Re: [kernel-hardening] Re: [RFC v4 PATCH 00/13] HARDENED_ATOMIC
From: Greg KH
Date: Thu Nov 10 2016 - 17:27:41 EST
On Thu, Nov 10, 2016 at 10:13:10PM +0100, Peter Zijlstra wrote:
> On Thu, Nov 10, 2016 at 08:48:38PM +0000, Will Deacon wrote:
> > > That said, I still don't much like this.
> > >
> > > I would much rather you make kref useful and use that. It still means
> > > you get to audit all refcounts in the kernel, but hey, you had to do
> > > that anyway.
> >
> > What needs to happen to kref to make it useful? Like many others, I've
> > been guilty of using atomic_t for refcounts in the past.
>
> As it stands kref is a pointless wrapper. If it were to provide
> something actually useful, like wrap protection, then it might actually
> make sense to use it.
It provides the correct cleanup ability for a reference count and the
object it is in, so it's not all that pointless :)

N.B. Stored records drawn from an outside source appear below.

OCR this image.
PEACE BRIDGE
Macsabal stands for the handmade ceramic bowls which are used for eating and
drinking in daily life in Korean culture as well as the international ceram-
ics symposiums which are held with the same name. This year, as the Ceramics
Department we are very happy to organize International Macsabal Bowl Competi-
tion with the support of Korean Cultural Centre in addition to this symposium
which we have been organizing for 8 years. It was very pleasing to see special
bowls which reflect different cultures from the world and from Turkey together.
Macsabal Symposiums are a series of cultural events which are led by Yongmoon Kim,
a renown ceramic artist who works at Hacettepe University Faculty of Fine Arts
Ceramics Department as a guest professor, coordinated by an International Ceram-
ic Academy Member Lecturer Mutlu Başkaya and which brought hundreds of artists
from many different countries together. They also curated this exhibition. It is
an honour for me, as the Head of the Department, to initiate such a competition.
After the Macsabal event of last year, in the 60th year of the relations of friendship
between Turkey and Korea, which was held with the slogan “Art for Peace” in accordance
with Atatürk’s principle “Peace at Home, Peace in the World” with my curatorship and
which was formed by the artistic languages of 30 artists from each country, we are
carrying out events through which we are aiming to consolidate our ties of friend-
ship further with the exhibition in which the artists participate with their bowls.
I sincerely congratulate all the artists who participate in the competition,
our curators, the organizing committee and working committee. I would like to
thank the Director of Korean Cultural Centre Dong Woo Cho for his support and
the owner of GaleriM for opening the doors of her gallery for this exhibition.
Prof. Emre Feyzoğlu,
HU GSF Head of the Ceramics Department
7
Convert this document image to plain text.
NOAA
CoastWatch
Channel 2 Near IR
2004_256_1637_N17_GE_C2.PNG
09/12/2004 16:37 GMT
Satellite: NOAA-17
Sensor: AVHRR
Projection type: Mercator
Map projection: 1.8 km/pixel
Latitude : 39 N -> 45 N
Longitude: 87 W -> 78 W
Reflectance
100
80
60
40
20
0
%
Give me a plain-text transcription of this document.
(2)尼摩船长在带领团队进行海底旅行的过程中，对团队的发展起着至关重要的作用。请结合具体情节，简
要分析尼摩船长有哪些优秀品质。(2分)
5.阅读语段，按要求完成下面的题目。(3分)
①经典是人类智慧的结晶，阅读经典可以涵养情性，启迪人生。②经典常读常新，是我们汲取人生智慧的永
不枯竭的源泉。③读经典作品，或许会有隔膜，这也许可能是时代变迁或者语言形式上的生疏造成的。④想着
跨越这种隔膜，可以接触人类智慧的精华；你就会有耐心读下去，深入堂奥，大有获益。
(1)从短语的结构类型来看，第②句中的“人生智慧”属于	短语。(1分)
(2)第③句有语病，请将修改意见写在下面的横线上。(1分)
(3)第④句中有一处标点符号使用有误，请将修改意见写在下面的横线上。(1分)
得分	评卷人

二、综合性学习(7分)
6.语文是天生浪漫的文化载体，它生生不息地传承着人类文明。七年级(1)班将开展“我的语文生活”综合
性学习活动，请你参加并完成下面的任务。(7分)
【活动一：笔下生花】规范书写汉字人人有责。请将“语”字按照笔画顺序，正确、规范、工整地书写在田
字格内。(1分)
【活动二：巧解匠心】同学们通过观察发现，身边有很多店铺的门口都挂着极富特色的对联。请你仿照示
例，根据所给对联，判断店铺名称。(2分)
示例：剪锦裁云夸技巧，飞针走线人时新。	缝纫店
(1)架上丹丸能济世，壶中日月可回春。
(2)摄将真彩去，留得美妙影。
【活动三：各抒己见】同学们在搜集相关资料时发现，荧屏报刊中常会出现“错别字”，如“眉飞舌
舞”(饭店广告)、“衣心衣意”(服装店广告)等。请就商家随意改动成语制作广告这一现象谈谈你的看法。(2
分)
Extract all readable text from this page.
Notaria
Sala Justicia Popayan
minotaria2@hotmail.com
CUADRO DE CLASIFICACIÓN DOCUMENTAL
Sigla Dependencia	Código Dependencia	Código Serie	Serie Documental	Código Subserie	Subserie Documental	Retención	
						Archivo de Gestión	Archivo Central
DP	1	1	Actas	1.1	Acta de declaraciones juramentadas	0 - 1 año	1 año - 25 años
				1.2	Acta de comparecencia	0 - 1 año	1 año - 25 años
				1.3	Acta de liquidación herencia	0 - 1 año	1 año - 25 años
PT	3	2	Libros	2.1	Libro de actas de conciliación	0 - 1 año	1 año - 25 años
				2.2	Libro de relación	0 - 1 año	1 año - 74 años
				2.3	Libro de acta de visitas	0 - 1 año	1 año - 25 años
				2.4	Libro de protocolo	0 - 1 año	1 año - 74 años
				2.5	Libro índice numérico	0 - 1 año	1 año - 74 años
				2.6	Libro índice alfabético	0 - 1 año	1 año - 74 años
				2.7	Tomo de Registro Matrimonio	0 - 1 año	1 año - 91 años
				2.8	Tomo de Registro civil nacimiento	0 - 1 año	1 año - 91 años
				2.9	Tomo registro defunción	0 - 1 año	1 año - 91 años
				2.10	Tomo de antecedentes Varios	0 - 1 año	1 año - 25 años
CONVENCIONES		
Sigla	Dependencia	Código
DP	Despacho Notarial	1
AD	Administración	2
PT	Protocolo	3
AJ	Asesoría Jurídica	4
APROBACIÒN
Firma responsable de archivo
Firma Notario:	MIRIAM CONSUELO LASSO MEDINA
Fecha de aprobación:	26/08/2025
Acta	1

But I'm always willing to change it to make it work better for people,
if kref did the wrapping protection (i.e. used a non-wrapping atomic
type), then you would have that. I thought that was what this patchset
provided...
And yes, this is a horridly large patchset. I've looked at these
changes, and in almost all of them, people are using atomic_t as merely
a "counter" for something (sequences, rx/tx stats, etc), to get away
without having to lock it with an external lock.
So, does it make more sense to just provide a "pointless" api for this
type of "counter" pattern:
counter_inc()
counter_dec()
counter_read()
counter_set()
counter_add()
counter_subtract()
Those would use the wrapping atomic type, as they can wrap all they want
and no one really is in trouble. Once those changes are done, just make
atomic_t not wrap and all should be fine, no other code should need to
be changed.
We can bikeshed on the function names for a while, to let everyone feel
they contributed (counter, kcount, ksequence, sequence_t, cnt_t, etc.)...
And yes, out-of-tree code will work differently, but really, the worse
that could happen is their "sequence number" stops wrapping :)
Would that be a better way to implement this?